There are certainly films that are essentially two-handers, like the award-winning Irish film ‘Once’, in which the two leads are credited only as ‘Him’ and ‘Her’, but that’s less difficult when there are only two characters to distinguish between, and gender helpfully does that job already. It becomes much more complicated when there’s an ensemble cast full of nameless characters, such as the one I recently described, and it’s just too unwieldy to repeatedly refer to them by a particular attribute they have, for example, ‘The bearded man turns to the woman with glasses and whispers something, pointing at the older, bald man at the window.’ It might work for a line or two, but it gets tedious and time-consuming scene after scene, and I believe it actually detracts from the viewer’s enjoyment of the film by interrupting the flow. Naming unnamed characters by their role can be similarly jarring, and it effectively limits the character to that particular aspect of their personality as well, eg. ‘the mother’ or ‘the gardener’.

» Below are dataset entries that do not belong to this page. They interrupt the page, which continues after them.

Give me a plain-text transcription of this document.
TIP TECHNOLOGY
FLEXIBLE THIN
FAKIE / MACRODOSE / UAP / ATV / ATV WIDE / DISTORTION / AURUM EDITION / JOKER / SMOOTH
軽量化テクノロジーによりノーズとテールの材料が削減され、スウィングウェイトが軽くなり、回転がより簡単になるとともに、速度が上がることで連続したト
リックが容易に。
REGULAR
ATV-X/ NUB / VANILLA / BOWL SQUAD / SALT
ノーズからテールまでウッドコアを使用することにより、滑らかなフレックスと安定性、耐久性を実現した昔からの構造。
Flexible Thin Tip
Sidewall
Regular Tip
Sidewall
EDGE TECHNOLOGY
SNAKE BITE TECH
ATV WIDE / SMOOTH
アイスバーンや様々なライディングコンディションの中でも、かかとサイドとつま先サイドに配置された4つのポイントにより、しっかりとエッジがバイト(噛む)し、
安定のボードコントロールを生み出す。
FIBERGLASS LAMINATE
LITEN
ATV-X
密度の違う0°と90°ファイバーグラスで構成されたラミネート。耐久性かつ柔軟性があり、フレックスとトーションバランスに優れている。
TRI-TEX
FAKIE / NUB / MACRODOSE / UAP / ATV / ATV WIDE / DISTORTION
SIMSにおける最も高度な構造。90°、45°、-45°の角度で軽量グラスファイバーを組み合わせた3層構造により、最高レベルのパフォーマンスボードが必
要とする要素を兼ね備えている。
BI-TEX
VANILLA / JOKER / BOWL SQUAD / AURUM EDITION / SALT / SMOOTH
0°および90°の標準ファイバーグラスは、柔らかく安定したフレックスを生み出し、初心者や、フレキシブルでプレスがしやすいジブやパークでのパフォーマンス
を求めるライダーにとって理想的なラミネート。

So what can be done? In the case of the particular film I mentioned, I asked permission of the production team to use the names for the characters that they’d been given in the film’s pre-production script, and when I explained how much more fluently this would allow the AD to run, the producers readily agreed. In a case where the film-makers have never envisaged names for their unnamed characters, I think it would still be preferable to devise some sort of working title for each major role to allow for improved ability to do the film justice in the audio description. Sure, by giving characters names in the AD track that they’re never given elsewhere in the film, the AD-user is privy to information that the sighted viewer never gets, but on the other hand, the AD is there because its user doesn’t have access to the same visual cues and clues that the sighted viewer takes for granted, and so the visual information in the film is always going to have to be represented verbally by the describer. Concise descriptors are key to a good AD script, partly to allow as much other information in as possible, and people’s names are possibly the most concise descriptors of all.
Next time you’re appreciating a film, a TV drama or a piece of theatre, just take note of when each character is introduced by name. You might be surprised how often even quite pivotal characters aren’t named until very late in the piece, and some not at all. It’s something that screenwriters and playwrights could certainly bear in mind, and I’m sure as their awareness of AD increases, so too will their eagerness to introduce their characters nice and early! Although I’ve been describing for a long time now, I never fail to find a little glow of satisfaction in putting a name to a face.